The storm was set to depart the region late Thursday, with very cold temperatures arriving overnight. Boston and many other districts cancelled school for Friday.
Midday high tides on Thursday brought the tide levels in Boston and elsewhere to their highest marks in decades.
The flooding, which was worse than forecasters expected, led Newburyport to call in the National Guard to help evacuate people from Plum Island, and it created some dramatic images and videos:
In addition to the flooding, the storm brought high winds and more than a foot of snow in some areas, with frigid temperatures set to follow it.
"With the eventual temperature drop behind the storm it creates a situation that's actually dangerous," WBUR meteorologist David Epstein wrote in his morning forecast. "That's why the storm's getting so much attention — because of the wind and cold, not because we're going to see record-breaking snowfall."
Still, Epstein predicted about a foot of snow for most of eastern Massachusetts, with smaller amounts on Cape Cod and the Islands.
As of 4 p.m. Thursday, Boston had nearly a foot of snow, with higher amounts just west and south of the city:
But the Cape and Islands saw higher winds. Gusts of 75 miles per hour were recorded in Wellfleet and on Nantucket Thursday morning.
Outages were a concern all along the coast, especially in southeastern Massachusetts. Nearly 20,000 customers were without power as of 6 p.m. Thursday.
On Friday, the MBTA is planning to run regular service on its subways and buses, and on the commuter rail. Many buses were on snow routes Thursday, and the commuter rail ran limited service. Ferry service will remain closed on Friday.
Gov. Charlie Baker had asked residents to stay off the roads Thursday.
"We're all hardy New Englanders but it's pretty important for everybody to pay attention and be prepared for the impacts of this storm," Baker said.
The speed limit on the Massachusetts Turnpike was lowered to 40 miles per hour early Thursday.
Jim Quinn was headed into work as a paramedic when he stopped at the Natick rest area on the Pike to clean off his windshield. He said it took him an hour to get from Worcester to Natick.
"It's rough going," he said. "If I wasn't having to go to work I wouldn't be on the road. [There are] not a lot of plow trucks out there, but it's going faster than they can keep up with it."
The governor said the state was in contact with utilities in preparation for outages.
"That combination of very high winds and wet snow, followed by extremely cold temperatures, could lead to power outages," Baker said early Thursday, "which we will closely monitor and have currently planned to have utility crews staged and ready to respond to outages."
State officials stressed residents should take care to stay safe and warm during the storm, offering safety tips.
Schools across the state closed Thursday as well, including in Boston.

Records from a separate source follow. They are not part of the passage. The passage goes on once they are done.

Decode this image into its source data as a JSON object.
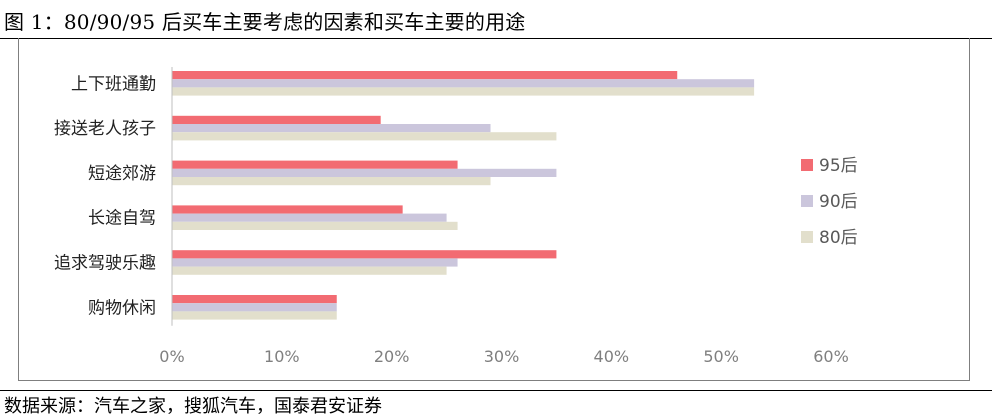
{
  "figure": {
    "title": "图 1：80/90/95 后买车主要考虑的因素和买车主要的用途",
    "source": "数据来源：汽车之家，搜狐汽车，国泰君安证券"
  },
  "chart_data": {
    "type": "bar",
    "orientation": "horizontal",
    "categories": [
      "上下班通勤",
      "接送老人孩子",
      "短途郊游",
      "长途自驾",
      "追求驾驶乐趣",
      "购物休闲"
    ],
    "series": [
      {
        "name": "95后",
        "color": "#f26b72",
        "values": [
          46,
          19,
          26,
          21,
          35,
          15
        ]
      },
      {
        "name": "90后",
        "color": "#cbc6dc",
        "values": [
          53,
          29,
          35,
          25,
          26,
          15
        ]
      },
      {
        "name": "80后",
        "color": "#e2dfcc",
        "values": [
          53,
          35,
          29,
          26,
          25,
          15
        ]
      }
    ],
    "xlim": [
      0,
      60
    ],
    "xticks": [
      0,
      10,
      20,
      30,
      40,
      50,
      60
    ],
    "xtick_labels": [
      "0%",
      "10%",
      "20%",
      "30%",
      "40%",
      "50%",
      "60%"
    ],
    "grid": false,
    "legend_position": "right"
  }
}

"Friday night and Saturday we're going to have very cold weather — below zero," Boston Mayor Marty Walsh said. "So it's important for us that we get this snow off of the ground as best we can [Thursday], because once the freeze comes in, it will be almost impossible to move the ice that will be formed."
The mayor also warned residents that they'll be ticketed for failing to shovel sidewalks. Boston is one of many communities with a parking ban in effect.